Where do your customers come from?
From all over the world where there is vaulting.
What is the typical buying process?
When we are buying a horse we want to know if they are capable of vaulting. So obviously we try them out for vaulting. After that we check if it is a nice riding horse, because vaulting is something you cannot do every day with your horse so we think that it is very important that the horses that we sell are also nice riding horses. When we want to buy the horse we do a final health check and when that is all good we bring them to us and start training.
How do people contact you?
We get contacted through various means, social media like facebook and instagram, whatsapp and of course the good old fashioned email and calling.

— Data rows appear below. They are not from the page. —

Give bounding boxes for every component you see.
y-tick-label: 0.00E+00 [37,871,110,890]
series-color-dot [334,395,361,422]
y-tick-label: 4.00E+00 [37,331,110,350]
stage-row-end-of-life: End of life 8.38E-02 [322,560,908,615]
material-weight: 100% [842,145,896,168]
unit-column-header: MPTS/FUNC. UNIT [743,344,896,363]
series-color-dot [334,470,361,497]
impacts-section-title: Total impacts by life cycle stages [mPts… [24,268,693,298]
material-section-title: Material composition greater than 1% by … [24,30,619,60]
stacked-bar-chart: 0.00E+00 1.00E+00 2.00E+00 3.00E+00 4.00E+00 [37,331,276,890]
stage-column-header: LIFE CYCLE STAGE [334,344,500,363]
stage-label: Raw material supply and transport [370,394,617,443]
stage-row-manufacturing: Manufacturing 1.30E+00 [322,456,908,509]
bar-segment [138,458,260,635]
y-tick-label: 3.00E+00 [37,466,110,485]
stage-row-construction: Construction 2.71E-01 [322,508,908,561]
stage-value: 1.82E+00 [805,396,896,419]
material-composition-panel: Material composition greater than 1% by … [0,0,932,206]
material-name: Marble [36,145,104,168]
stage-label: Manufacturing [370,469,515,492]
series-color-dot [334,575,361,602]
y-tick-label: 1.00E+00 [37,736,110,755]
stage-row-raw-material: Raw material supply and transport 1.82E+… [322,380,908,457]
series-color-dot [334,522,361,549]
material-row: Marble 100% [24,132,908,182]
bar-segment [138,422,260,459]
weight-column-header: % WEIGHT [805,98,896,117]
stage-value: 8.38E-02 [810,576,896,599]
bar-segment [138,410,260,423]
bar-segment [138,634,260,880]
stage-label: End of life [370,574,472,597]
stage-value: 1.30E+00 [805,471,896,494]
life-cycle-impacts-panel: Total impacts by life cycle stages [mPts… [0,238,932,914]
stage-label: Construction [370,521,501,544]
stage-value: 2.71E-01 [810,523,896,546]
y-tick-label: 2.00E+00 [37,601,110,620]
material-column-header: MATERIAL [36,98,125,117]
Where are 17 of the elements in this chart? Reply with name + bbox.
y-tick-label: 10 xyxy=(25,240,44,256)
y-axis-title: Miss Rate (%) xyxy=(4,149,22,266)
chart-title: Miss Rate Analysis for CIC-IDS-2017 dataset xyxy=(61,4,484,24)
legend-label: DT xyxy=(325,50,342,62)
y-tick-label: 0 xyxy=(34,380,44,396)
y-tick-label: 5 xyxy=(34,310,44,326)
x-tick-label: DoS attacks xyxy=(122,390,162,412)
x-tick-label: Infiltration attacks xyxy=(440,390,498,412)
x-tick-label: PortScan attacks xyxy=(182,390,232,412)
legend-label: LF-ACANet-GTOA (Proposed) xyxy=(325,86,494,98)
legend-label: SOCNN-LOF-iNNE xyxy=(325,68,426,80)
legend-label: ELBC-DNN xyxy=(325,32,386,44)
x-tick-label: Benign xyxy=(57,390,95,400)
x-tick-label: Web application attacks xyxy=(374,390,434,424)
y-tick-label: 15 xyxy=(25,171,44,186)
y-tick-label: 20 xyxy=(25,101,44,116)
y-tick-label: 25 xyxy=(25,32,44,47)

Can they try the horse before buying?
Customers are welcome to test the horse as often as they want, no matter how long, as long as the horse is happy with it. We actually encourage people to take their time with testing and look at the horse thoroughly to make sure that they are certain about their choice and that there is nothing wrong with the horse. We would rather have people that take their time to make a good decision than rush into a decision and don’t try out the horse as they should have.
Any tips for vaulters when trying out their new vaulting horse?
First and foremost, be kind to the horse and don’t provoke it or try to see what their pain threshold is. This may sound strange, but we have had customers who consciously provoked the horse with, for example, a hard landing to see how the horse would react. We ask these people to leave. Most horses are still in training when sold, take this into account when trying out for the first time.
What is your vision of vaulting in the future? Especially regarding the horses.
I think personally we already made big improvements over the years regarding horse quality compared to 10/15 years ago. Nowadays you see that more horses are showing a real canter instead of a mix of trot and canter and I hope that this trend will continue. Going forward I hope that when we are going to big tournaments like WEG or the World Cup, that we as a sport are taken seriously and also that our horses are seen as happy and healthy athletes and not just there to canter around. I get a lot of comments from people who are not into vaulting saying “Why do you need a horse for that?” which I can understand because of the way we train and do a lot on the mechanical horse. We have to make sure that vaulting is and stays an equestrian sport and that the horse is part of the team.
How did you get through Corona?
Thanks to our good reputation and loyal clients we were still able to sell some horses during corona, if that hadn’t been the case we would not have been able to pull through.
How did the selling of horses work during Corona?
We would send videos of the horse to the client and if it was possible the client would try to come to our stable to meet the horse (which involved often quarantine time, PCR tests and having to cross different borders). Normally only some horses are sold over video, during corona around ¾ of our horses were sold via video.
Any tips on how to look at an online advert of a horse?
When I look online I am always interested in the video and the way that it has been edited can give away a lot. Some sellers will cut the video off every time the horse does something it is not supposed to do and will put a picture instead. This doesn’t mean that pictures in a video are bad, but a picture every 10 seconds means most of the time no good. Furthermore I try to take the description not too seriously since the advertiser will always try to make the advertisement look its best because they are trying to sell their horse.
Any news or additional information you would like to tell our community?
This year we are getting started with competitions again. We are looking forward to competing at the Junior World Championship in Le Mans and the Senior World Championships in Budapest and see all the people that we missed because of Corona.